Just what else is at stake here?

India's special exemption by the US would offer the passport for continued nuclear weapons production under non-NPT status, a WMD scenario that goes against the grain of the Bush "axis of evil" doctrine, the US-led coalition against Iran's nuclear programme, as well as the central tenets of NPT that has curbed South Korea, Japan and Brazil's nuclear aspirations.

The New York Times on April 7 posed the following argument: "The central question is not the importance of India, but rather the importance of deterring a global nuclear arms race [such as between India and Pakistan, as well as Iran and North Korea]."

How realistic is the US strategy to curb China's advances via India's nuclear independence?

Rice, along with Under Secretary of State for Political Affairs, Nicholas Burns (who was the US interlocutor in negotiations on the deal) is banking on the opposite trend: that the deal - offered as a "sweetener" and hailed as a "a net gain for global non-proliferation efforts" - will create the pathway for non-NPT signatory states to open the doors to international inspection.

Yet, as Kapil Sibal, India's Science and Technology Minister, ominously revealed at his visit to US as part of an aggressive Indian campaign to lobby for the nuclear deal, India needs nuclear weapons to defend itself, and eight of its 22 nuclear facilities would be off-limits.

Is NPT turning decrepit in the face of new global nuclear power politics? Or are the new dimensions to global nuclear power politics - exposed by China and India's energy race and US-India nuclear talks - opening a whole Pandora box in the region on nuclear energy and the transfer of nuclear technology?

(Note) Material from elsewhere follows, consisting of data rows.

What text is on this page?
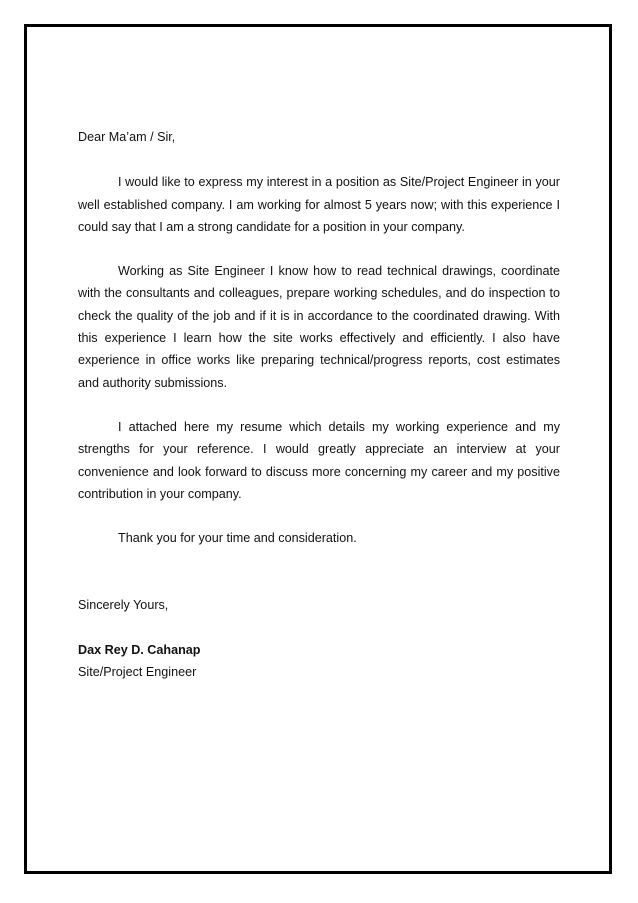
Dear Ma’am / Sir,

I would like to express my interest in a position as Site/Project Engineer in your well established company. I am working for almost 5 years now; with this experience I could say that I am a strong candidate for a position in your company.

Working as Site Engineer I know how to read technical drawings, coordinate with the consultants and colleagues, prepare working schedules, and do inspection to check the quality of the job and if it is in accordance to the coordinated drawing. With this experience I learn how the site works effectively and efficiently. I also have experience in office works like preparing technical/progress reports, cost estimates and authority submissions.

I attached here my resume which details my working experience and my strengths for your reference. I would greatly appreciate an interview at your convenience and look forward to discuss more concerning my career and my positive contribution in your company.

Thank you for your time and consideration.

Sincerely Yours,

Dax Rey D. Cahanap

Site/Project Engineer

Vietnam News reported yesterday (April 9) that Vietnam has recently announced plans to 'go nuclear' by the year 2020, with the initial installation of two nuclear reactors to sustain the country's power needs, and soliciting help from Russia, China, India, South Korea and Argentina. Following close behind is Indonesia's ongoing negotiations with South Korea on securing the latter's assistance to develop nuclear power.

The turn of the tide appears to have arrived for renewed confidence in developing nuclear energy as an alternative power source in the region since the global spectre of Three Mile Island and Chernobyl, but more needs to be done in the areas of public education and measures to maintain both political and environmental security.

A case in point is a less benign emerging player - Myanmar - which has received much political and economic backing from China and India especially through the recent gas deals, coupled with fresh assertions of energy independence (The Myanmar Oil and Gas Enterprise has revealed enough compressed natural gas (GNG) reserves to support the country for more than 30 years). Myanmar may acquire sufficient funds this time to finance a long-standing ambition to purchase nuclear technology, especially to make good on the 2002 agreement with Russia to build a civilian nuclear reactor. A dangerous concoction is in the mix with Russia and Myanmar announcing on April 3 to improve cooperation efforts, during the highest-ranking visit to Russia by the military junta in four decades.

A new energy game, with NPT tenets on the line, remains to be played out.

Chua Hearn Yuit is a researcher at the Singapore Institute of International Affairs and Yeo Lay Hwee is director and senior research fellow at the Institute. This article appeared at The Nautilus Institute’s Policy Forum Online on April 20, 2006 and was posted at Japan Focus on April 20, 2006.